Bürgermeister Peter Grab nimmt in Lübeck die Europäischen Stadtbriefe der ehemaligen Bewerberstädte für den Titel Europäischen Kulturhauptstadt 2010 entgegen

(lifePR) ( Augsburg, )
Kulturbürgermeister Peter Grab hat am 1. August die Europäischen Stadtbriefe in Lübeck entgegen genommen. Anwesend waren Lübecks Bürgermeister Bernd Saxe, die Kultursenatorin Anette Borns, Lübecks Stadtpräsidentin Gabriele Schopenhauer und Professor Hanns-Dietrich Schmidt, verantwortlich für den Bereich "Internationale Beziehungen" bei RUHR.2010 der Europäischen Kulturhauptstadt Essen. Die Stadt Lübeck stellt in ihrem Stadtbrief das Projekt "Europäisches Hansemuseum" vor, während Augsburg sich in ihrem Brief mit dem Thema "Friedensstadt" auseinandersetzt. Den Brief von Lübeck sowie die bereits formulierten Briefe von Karlsruhe, Essen, Görlitz, Kassel, Münster und Halle nahm Bürgermeister Grab mit nach Augsburg.

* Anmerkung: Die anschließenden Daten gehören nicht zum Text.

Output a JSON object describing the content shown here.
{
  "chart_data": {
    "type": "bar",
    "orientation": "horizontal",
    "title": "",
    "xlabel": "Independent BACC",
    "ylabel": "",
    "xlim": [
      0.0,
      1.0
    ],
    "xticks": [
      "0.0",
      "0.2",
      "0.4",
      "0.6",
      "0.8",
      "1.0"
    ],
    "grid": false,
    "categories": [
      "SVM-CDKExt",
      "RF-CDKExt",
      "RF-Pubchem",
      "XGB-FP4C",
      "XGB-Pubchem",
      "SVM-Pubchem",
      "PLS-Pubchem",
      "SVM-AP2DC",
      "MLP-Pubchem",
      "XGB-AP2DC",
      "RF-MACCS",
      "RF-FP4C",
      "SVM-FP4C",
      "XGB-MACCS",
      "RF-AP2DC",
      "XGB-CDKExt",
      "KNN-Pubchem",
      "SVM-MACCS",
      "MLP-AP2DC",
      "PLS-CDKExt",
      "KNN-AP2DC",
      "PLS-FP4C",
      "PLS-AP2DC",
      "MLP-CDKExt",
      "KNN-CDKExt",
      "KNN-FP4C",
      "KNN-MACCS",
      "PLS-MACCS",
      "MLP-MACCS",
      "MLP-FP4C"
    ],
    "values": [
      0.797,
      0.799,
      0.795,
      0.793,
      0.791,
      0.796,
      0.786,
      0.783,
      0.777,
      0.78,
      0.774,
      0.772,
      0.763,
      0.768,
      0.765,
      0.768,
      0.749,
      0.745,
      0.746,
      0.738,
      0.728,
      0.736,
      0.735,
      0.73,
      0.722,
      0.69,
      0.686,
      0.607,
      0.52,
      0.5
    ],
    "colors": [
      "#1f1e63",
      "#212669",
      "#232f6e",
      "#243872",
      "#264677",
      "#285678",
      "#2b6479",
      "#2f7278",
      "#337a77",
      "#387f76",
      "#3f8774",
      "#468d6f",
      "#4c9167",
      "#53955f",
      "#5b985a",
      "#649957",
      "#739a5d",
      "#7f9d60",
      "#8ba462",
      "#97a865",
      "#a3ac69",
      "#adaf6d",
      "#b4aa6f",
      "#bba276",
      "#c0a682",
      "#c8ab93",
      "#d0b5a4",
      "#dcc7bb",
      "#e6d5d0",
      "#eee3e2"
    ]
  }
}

Am 8. August werden diese während der Friedenstafel auf dem Rathausplatz von Oberbürgermeister Dr. Kurt Gribl zusammen mit dem Augsburger Stadtbrief an die Stadt Potsdam weitergegeben. Die Europäischen Stadtbriefe wandern zwischen den ehemaligen Bewerberstädten und werden vollzählig am Ende des Jahres in einem großen Urkundenbuch an die Stadt Karlsruhe übergeben (Karlsruhe hatte die Idee zu diesem Projekt).

Der Europäische Stadtbrief wird gemeinsam von den deutschen Bewerberstädten für die Europäische Kulturhauptstadt 2010 verfasst. Es geht darum, die Bedingungen des städtischen Zusammenlebens zu überdenken, zu definieren und diese Ideen niederzuschreiben. Es finden sich diejenigen Städte für ein gemeinsames kulturpolitisches Projekt zusammen, die als ehemalige Bewerber für die Kulturhauptstadt großes Interesse an Kunst und Kultur bekunden und die bereit waren, umfangreiche Anstrengungen in Kauf zu nehmen.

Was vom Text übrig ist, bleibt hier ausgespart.